I am complete beginner, infant in artistry. But in the last 6 months, from a person who had zero creative confidence, I’ve made progress that surprised myself. I’ve read many books written by artists and writers and tried out their suggestions. The practice below works for me. I believe it will also help you unlock your creative energy.
The morning pages.
Every morning I wake up and without brushing my teeth or checking my mobile phone, I go straight to my desk to pour out 3 pages of longhand writing. I leave no margin, fill in the whole page. I aim for quantity, not quality. I do not think, I just keep my hand moving and jot down whatever that bubbles up in my consciousness.

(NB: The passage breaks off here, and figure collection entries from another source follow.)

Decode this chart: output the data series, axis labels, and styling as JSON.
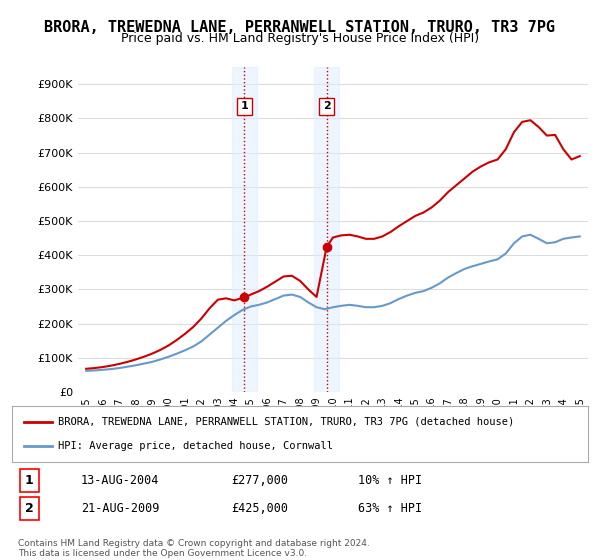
{
  "title": "BRORA, TREWEDNA LANE, PERRANWELL STATION, TRURO, TR3 7PG",
  "subtitle": "Price paid vs. HM Land Registry's House Price Index (HPI)",
  "title_fontsize": 11,
  "subtitle_fontsize": 9,
  "ylabel_ticks": [
    "£0",
    "£100K",
    "£200K",
    "£300K",
    "£400K",
    "£500K",
    "£600K",
    "£700K",
    "£800K",
    "£900K"
  ],
  "ytick_values": [
    0,
    100000,
    200000,
    300000,
    400000,
    500000,
    600000,
    700000,
    800000,
    900000
  ],
  "ylim": [
    0,
    950000
  ],
  "xlim_start": 1994.5,
  "xlim_end": 2025.5,
  "background_color": "#ffffff",
  "grid_color": "#dddddd",
  "hpi_line_color": "#6699cc",
  "price_line_color": "#cc0000",
  "shade_color": "#ddeeff",
  "shade_alpha": 0.5,
  "vline_color": "#cc0000",
  "vline_style": ":",
  "transaction1_x": 2004.617,
  "transaction1_y": 277000,
  "transaction1_label": "1",
  "transaction1_date": "13-AUG-2004",
  "transaction1_price": "£277,000",
  "transaction1_hpi": "10% ↑ HPI",
  "transaction2_x": 2009.617,
  "transaction2_y": 425000,
  "transaction2_label": "2",
  "transaction2_date": "21-AUG-2009",
  "transaction2_price": "£425,000",
  "transaction2_hpi": "63% ↑ HPI",
  "legend_line1": "BRORA, TREWEDNA LANE, PERRANWELL STATION, TRURO, TR3 7PG (detached house)",
  "legend_line2": "HPI: Average price, detached house, Cornwall",
  "footer1": "Contains HM Land Registry data © Crown copyright and database right 2024.",
  "footer2": "This data is licensed under the Open Government Licence v3.0.",
  "hpi_x": [
    1995,
    1995.5,
    1996,
    1996.5,
    1997,
    1997.5,
    1998,
    1998.5,
    1999,
    1999.5,
    2000,
    2000.5,
    2001,
    2001.5,
    2002,
    2002.5,
    2003,
    2003.5,
    2004,
    2004.5,
    2005,
    2005.5,
    2006,
    2006.5,
    2007,
    2007.5,
    2008,
    2008.5,
    2009,
    2009.5,
    2010,
    2010.5,
    2011,
    2011.5,
    2012,
    2012.5,
    2013,
    2013.5,
    2014,
    2014.5,
    2015,
    2015.5,
    2016,
    2016.5,
    2017,
    2017.5,
    2018,
    2018.5,
    2019,
    2019.5,
    2020,
    2020.5,
    2021,
    2021.5,
    2022,
    2022.5,
    2023,
    2023.5,
    2024,
    2024.5,
    2025
  ],
  "hpi_y": [
    62000,
    63000,
    65000,
    67000,
    70000,
    74000,
    78000,
    83000,
    88000,
    95000,
    103000,
    112000,
    122000,
    133000,
    148000,
    168000,
    188000,
    208000,
    225000,
    240000,
    250000,
    255000,
    262000,
    272000,
    282000,
    285000,
    278000,
    262000,
    248000,
    242000,
    248000,
    252000,
    255000,
    252000,
    248000,
    248000,
    252000,
    260000,
    272000,
    282000,
    290000,
    295000,
    305000,
    318000,
    335000,
    348000,
    360000,
    368000,
    375000,
    382000,
    388000,
    405000,
    435000,
    455000,
    460000,
    448000,
    435000,
    438000,
    448000,
    452000,
    455000
  ],
  "price_x": [
    1995,
    1995.5,
    1996,
    1996.5,
    1997,
    1997.5,
    1998,
    1998.5,
    1999,
    1999.5,
    2000,
    2000.5,
    2001,
    2001.5,
    2002,
    2002.5,
    2003,
    2003.5,
    2004,
    2004.617,
    2005,
    2005.5,
    2006,
    2006.5,
    2007,
    2007.5,
    2008,
    2008.5,
    2009,
    2009.617,
    2010,
    2010.5,
    2011,
    2011.5,
    2012,
    2012.5,
    2013,
    2013.5,
    2014,
    2014.5,
    2015,
    2015.5,
    2016,
    2016.5,
    2017,
    2017.5,
    2018,
    2018.5,
    2019,
    2019.5,
    2020,
    2020.5,
    2021,
    2021.5,
    2022,
    2022.5,
    2023,
    2023.5,
    2024,
    2024.5,
    2025
  ],
  "price_y": [
    68000,
    70000,
    73000,
    77000,
    82000,
    88000,
    95000,
    103000,
    112000,
    123000,
    136000,
    152000,
    170000,
    190000,
    215000,
    245000,
    270000,
    274000,
    268000,
    277000,
    285000,
    295000,
    308000,
    323000,
    338000,
    340000,
    325000,
    300000,
    278000,
    425000,
    452000,
    458000,
    460000,
    455000,
    448000,
    448000,
    455000,
    468000,
    485000,
    500000,
    515000,
    525000,
    540000,
    560000,
    585000,
    605000,
    625000,
    645000,
    660000,
    672000,
    680000,
    710000,
    760000,
    790000,
    795000,
    775000,
    750000,
    752000,
    710000,
    680000,
    690000
  ],
  "xticks": [
    1995,
    1996,
    1997,
    1998,
    1999,
    2000,
    2001,
    2002,
    2003,
    2004,
    2005,
    2006,
    2007,
    2008,
    2009,
    2010,
    2011,
    2012,
    2013,
    2014,
    2015,
    2016,
    2017,
    2018,
    2019,
    2020,
    2021,
    2022,
    2023,
    2024,
    2025
  ]
}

Yesterday I couldn’t sleep so well because Potato kept waking up during the night and ran in and out of my room. He jumped on the bed right next to my head and freaked me out. He is a fluffy ball of white fur, kinda looks creepy in the dark…My father and my mother is downstairs doing their breakfast routine…I’m very sleepy I have just yawned…

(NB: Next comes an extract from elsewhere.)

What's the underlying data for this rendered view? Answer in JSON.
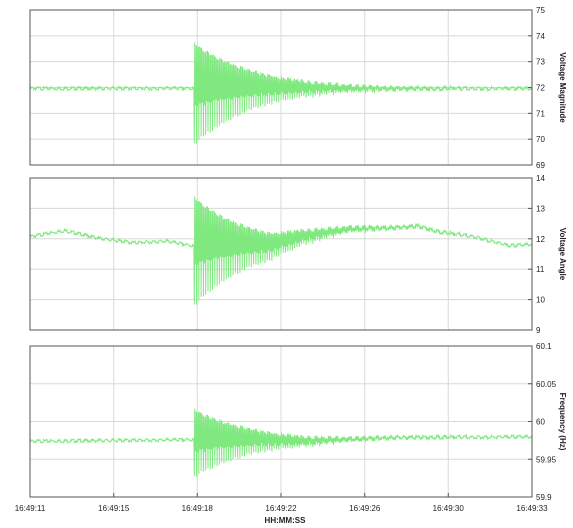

This is certainly not “writing” or “good art”. I don’t post these pages on my blog. I don’t even re-read them (Even if I want my handwriting looks like caveman’s drawing after eating too much mushroom.). But this is an incredible way to dumb out the surface of your psyche and reach down to the deeper lever of consciousness, where the good stuff is.
I bought for myself lots of spiral-bound, unruled, 90-sheet, A4 notebook. 3 pages every morning, I fill 1 notebook every month. I do it every morning whether I have the mood for it or not. If you think that you need to have the mood to create, you don’t. Show up, give yourself to the creative process and mood will come, sooner or later.
What’s really important is to not think, not discriminate, not judging “Oh this is a good sentence. That one is stupid!” Coal or gold, you dumb it all out.
And why do this? Because this simple practice trains you to distant yourself from both your inner Judge, and inner Victim.
Judge: This is a piece of crap. There is absolutely no originality at all. This is absurd. Don’t people you do this! Who do you think you are?
Victim: Oh my God! I’m so stupid. I have no talent at all. What am I doing? I’m so shameless to even think of becoming a writer/painter/sculptor/(whatever you want to become). I ought to go sell insurance.
This whole scene happens in our heads. It happens in mine every single day. But the more I do the morning pages, the more distant their voices become. The more immune you are to those self-destructive thoughts, the more creatively confident you become.
Here comes Neverland…
This is the truth. Ask any true artists, they will validate this point. And by “true” I mean those who create admirable arts without having to sedate their mind with alcohol, sex, or drug; those who are or aren’t full-time artists, but are surely full-time people. They will tell you the same thing.
The morning pages isn’t only for artist. It is useful for everyone. Who doesn’t need creativity in his life? Creativity is the one thing that put us above the fastest, most intelligent machine. Whether you are a lawyer, an engineer, a doctor, a farmer, or a housewife, creativity is indispensable for your life and work. And Having an artistic endeavor may or may not make you the next Picasso, but will surely give your life pleasure and meaning. Have no doubt about its ability to awake the 5-year-old sleeping in you. That child will take your hand and bring you to Neverland - a place of Outrageous Openness.